Durant les années 1980, Roger Gaudreau a eu la chance de faire un stage de sculpture en Italie au cours duquel il a perfectionné ses compétences et eu l’occasion d’admirer les chefs-d’œuvre du passé. Installé dans la province de Massa et Carrare en Toscane, aussi nommée la vallée du marbre, il a travaillé cette matière et en a apprit davantage sur les techniques de sculpture sur pierre. Ses séjours à Florence, berceau de la Renaissance, lui auront également permis d’entrer en contact avec des œuvres d’importance, dont le célèbre David de Michelange. De retour au Québec, l’artiste s’est alors questionné sur sa propre pratique et sur comment son travail peut s’inscrire dans l’histoire de l’art. Il a alors privilégié la technique de la soustraction pour produire bon nombre de ses œuvres publiques. Comme le faisaient des générations de sculpteurs avant lui, il commence avec un bloc brut et, lentement, en retirant la matière couche par couche, il fait apparaître les formes simples de sa création. À cette technique millénaire, il joint des méthodes plus contemporaines ainsi que de nouveaux matériaux pour réaliser des compositions inédites. Dans l’œuvre Je vous ai apporté des bonbons (2014) installée à l’extérieur du CLSC de Sainte-Anne-de-Pérade, il réunit l’aluminium, le verre dépoli et plusieurs types de granite pour reproduire à la perfection un gigantesque bol de friandises[3]. Dans le Fruit utopique, il utilise l’aluminium meulé au fini presque délavé pour établir un contraste avec les boutons de granite poli. Il est aussi important, pour le créateur, de faire ressortir la couleur naturelle de la matière, à la manière des statues anciennes où la beauté et la qualité du marbre sont mises de l’avant. Il n’emploie que de petites pièces de granite pour produire les nombreuses teintes sur la surface du fruit. La matière est alors laissée intacte. Cette œuvre est donc bien enracinée dans le patrimoine culturel de la sculpture occidentale tout en présentant un savoir-faire et une réflexion très actuels.

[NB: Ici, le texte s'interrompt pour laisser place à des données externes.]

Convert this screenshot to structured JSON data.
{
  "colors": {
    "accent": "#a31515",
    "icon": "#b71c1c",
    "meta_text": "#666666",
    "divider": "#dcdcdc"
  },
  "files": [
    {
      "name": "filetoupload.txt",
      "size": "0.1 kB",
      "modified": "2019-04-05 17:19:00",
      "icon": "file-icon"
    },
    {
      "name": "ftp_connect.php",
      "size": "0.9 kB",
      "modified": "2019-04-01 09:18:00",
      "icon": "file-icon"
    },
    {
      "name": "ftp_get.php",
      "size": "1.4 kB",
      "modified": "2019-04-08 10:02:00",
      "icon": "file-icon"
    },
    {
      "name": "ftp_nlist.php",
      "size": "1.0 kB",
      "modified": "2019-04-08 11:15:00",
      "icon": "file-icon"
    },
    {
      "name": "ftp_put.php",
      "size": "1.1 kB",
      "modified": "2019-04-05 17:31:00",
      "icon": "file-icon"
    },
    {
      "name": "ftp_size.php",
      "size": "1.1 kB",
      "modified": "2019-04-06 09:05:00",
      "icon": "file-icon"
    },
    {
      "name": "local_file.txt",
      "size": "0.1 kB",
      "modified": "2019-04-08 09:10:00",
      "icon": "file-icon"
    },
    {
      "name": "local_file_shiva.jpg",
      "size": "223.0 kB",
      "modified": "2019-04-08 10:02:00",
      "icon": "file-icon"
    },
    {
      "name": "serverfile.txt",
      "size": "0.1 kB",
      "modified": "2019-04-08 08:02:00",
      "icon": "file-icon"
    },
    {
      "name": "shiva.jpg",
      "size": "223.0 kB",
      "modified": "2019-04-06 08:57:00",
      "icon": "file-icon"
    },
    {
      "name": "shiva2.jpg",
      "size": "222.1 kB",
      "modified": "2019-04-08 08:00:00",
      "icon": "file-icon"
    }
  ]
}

Dans cette idée de continuité avec l’histoire de l’art, pouvez-vous trouver des parentés entre certaines sculptures du passé et celle de Roger Gaudreau   ? Si oui, quelles sont-elles et quelles caractéristiques ont-elles en commun   ?

HISTOIRE DE LA PIERRE

Cette importance accordée au temps et à la durée dans la pratique artistique de Roger Gaudreau se manifeste aussi dans le choix des matériaux employés dans ses créations. Bien qu’il ait travaillé le bois, le verre, l’ivoire et beaucoup d’autres matières, on constate la récurrence du métal et des pierres naturelles dans l’ensemble de son œuvre. Fasciné par leur aspect intemporel, c’est avec humilité que l’artiste sculpte ces pierres qui ont des millions d’années, qui ont vu l’évolution de l’humain à travers les siècles et qui seront témoins de son avenir. Le granite est l’une de ces matières de prédilection à cause de son accessibilité, sa durabilité et ses qualités esthétiques. En effet, on dénombre des centaines de couleurs de cette pierre dans le monde. Au Québec, ce sont surtout neuf teintes qui sont observées : le blanc, le bleu, le brun, le gris, le rose, le vert, le noir et le violet[4]. À lui seul, le granite possède une palette suffisante pour créer des sculptures autant colorées que contrastées. Comme le marbre, il possède des sillons qui font varier son apparence. Ses rayures composées de quartz réfléchissent la lumière et produisent des effets de profondeur à l’intérieur de la roche. Suite à l’érosion des sols, il apparaît à la surface d’où il peut ainsi facilement être extrait. Il se taille également aisément, contrairement au marbre qui demande beaucoup plus de technique et d’efforts[5]. C’est pourquoi l’on retrouve des pièces de granite datant d’aussi loin que de 5 000 ans av. J.-C. dans certains sites archéologiques d’Europe[6]. Cela en fait la matière tout indiquée pour permettre à l’artiste d’évoquer le temps et la durée dans ses réalisations esthétiques.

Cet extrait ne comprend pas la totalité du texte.